My breaths became ragged and I arched into him, trying to feel even more. He began to move with more speed, still focusing patiently on me and my needs. As he moved in and out, he pressed his thumb down against the sensitive area above my entrance, making tiny soft circles into me that made all the nerves in my body stand on edge.
I began to moan loudly, uncontrollably, and just as I was starting to feel the rhythm of my own true pleasure, I think the sounds of me enjoying myself had thrown Gris overboard as I felt him strain into his climax.
Within seconds, he crashed into my chest and I felt his release. Our overheated bodies crumpled against one another and we lay there for a time, panting until our breaths returned to a normal rhythm. I didn’t know what to do at this point. I just began running my hand through Gris’s messy hair and idly dragging my fingertips along his wide back with the other.
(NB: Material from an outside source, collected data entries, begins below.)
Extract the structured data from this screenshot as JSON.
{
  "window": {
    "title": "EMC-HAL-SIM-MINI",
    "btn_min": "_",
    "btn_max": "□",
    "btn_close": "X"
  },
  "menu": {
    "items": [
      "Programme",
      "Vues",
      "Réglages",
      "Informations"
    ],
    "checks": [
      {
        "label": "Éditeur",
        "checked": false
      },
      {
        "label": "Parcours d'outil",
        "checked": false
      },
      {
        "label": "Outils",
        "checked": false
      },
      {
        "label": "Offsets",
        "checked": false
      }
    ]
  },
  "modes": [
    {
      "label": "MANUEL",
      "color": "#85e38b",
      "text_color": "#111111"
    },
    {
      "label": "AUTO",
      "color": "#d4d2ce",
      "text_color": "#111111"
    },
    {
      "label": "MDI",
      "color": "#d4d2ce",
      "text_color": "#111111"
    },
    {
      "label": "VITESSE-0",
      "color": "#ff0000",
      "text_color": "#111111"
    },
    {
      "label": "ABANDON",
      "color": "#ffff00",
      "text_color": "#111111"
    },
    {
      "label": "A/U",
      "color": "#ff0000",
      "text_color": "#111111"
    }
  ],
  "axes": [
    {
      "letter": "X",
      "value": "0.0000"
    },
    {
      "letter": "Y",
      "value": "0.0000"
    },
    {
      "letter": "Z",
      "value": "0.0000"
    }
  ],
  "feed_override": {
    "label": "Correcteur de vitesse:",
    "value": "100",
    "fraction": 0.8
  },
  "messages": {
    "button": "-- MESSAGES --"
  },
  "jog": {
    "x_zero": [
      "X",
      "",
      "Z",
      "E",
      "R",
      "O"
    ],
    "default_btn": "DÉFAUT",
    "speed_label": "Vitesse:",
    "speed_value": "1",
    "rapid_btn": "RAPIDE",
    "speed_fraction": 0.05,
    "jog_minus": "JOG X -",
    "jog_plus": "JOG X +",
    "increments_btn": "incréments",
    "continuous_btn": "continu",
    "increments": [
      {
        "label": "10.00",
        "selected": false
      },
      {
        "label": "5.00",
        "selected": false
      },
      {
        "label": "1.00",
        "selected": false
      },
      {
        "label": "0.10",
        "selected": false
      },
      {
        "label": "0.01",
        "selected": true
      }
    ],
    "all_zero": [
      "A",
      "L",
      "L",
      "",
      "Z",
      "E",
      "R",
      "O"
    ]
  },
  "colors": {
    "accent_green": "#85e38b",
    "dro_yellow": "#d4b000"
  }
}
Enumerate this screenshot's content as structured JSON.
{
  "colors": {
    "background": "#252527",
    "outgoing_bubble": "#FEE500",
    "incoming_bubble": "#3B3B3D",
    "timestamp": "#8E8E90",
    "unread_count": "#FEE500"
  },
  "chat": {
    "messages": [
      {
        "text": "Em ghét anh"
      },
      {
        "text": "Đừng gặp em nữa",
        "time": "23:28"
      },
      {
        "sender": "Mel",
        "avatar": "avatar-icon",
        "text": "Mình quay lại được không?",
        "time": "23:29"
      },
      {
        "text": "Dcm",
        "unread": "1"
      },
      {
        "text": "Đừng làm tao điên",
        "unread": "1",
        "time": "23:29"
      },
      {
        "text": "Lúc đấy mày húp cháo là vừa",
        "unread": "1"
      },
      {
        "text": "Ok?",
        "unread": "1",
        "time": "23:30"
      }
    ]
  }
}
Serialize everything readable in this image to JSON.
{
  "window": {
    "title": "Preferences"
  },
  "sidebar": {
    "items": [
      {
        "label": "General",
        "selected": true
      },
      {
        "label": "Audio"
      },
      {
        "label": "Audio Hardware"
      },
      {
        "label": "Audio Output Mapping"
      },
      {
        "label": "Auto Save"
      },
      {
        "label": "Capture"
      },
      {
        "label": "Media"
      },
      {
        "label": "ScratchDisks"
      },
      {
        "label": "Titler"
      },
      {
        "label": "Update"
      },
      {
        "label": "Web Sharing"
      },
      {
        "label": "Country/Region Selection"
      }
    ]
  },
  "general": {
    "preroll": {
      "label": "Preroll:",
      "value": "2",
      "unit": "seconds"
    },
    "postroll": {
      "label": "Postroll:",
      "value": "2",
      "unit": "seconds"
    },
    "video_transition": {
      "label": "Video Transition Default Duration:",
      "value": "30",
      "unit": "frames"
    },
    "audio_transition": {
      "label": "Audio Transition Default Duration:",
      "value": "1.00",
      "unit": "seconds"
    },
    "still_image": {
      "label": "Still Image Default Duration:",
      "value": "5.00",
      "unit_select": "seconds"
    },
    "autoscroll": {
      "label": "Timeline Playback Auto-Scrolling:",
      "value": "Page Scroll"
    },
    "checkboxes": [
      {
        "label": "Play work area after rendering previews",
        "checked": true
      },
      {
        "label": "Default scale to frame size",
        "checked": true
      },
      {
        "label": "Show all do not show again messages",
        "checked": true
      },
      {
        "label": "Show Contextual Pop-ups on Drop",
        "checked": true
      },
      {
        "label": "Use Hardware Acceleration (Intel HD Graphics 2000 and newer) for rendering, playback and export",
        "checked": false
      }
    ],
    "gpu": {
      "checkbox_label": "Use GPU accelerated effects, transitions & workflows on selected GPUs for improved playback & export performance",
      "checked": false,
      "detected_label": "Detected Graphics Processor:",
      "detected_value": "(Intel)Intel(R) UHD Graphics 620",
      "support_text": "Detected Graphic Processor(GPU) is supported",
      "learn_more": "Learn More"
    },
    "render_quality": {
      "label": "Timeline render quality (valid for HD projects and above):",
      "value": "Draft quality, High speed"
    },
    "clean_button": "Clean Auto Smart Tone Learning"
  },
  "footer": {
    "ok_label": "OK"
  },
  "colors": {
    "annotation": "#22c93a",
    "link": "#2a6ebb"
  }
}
Gris didn’t look up but spoke the words sweetly against my stomach, “Are you okay?”
I cleared my thoughts and tried to focus on evaluating how I felt. I felt sore for sure, but nothing horrible. Logically, I was appreciative of the gentleness, awareness, and enthusiasm with which he handled this entire request.
But emotionally, I was an absolute wreck. I knew how fleeting all of this was. And even though I was happy to check it off the list, that it was finally something I could acknowledge and move past, I couldn’t ignore this closeness I had felt with Gris.
I tried to imagine what it would be like with someone I actually cared for in that way, someone I loved or, even scarier, a true bonded mate.
It was a whole new world I had just opened the door to, and yet my time to explore it seemed limited and pointless. I concealed my internal struggle so as to not give Gris the slightest hint of concern. I would in no way have him thinking that I experienced displeasure in the slightest.
I replied, “It was perfect, Gris. You’re perfect.” And I meant it for so many reasons.
It made no difference that he found his pleasure before I could meet mine. That wasn’t what this was about, and he had made sure to think of all the things that I did not. The only thing that would make it more perfect was if I didn’t have to live with the sinking feeling that I had just lied to one of my best friends.
I felt like I used him for a reason he didn’t truly understand, and that this might as well be a final goodbye because I didn’tknow if I could bring myself to see him again after this. Not if it meant farewell for good.
Gris rolled off of me onto his stomach, and for some reason, we both seemed entirely comfortable just lying around in the nude together. I guess Versa wasn’t lying when she said things like this would only bring you closer. I certainly didn’t expect to ever become this close to Gris—but he was perfect.
He grinned at me and remarked, “I should have made more bargains with you, Cress.”
I gave him a snarky look and shot out my foot to push him off the side of the bed, but he caught it and pulled himself closer to me. The silence between us started to make me nervous, and I focused on keeping up my mental shields now that we both weren’t distracted with each other’s writhing bodies.
“You’re still a great kisser,” he remarked, and I remembered back to that time we had both agreed to “practice” with one another just so that we wouldn’t make fools of ourselves when those that “mattered” came along.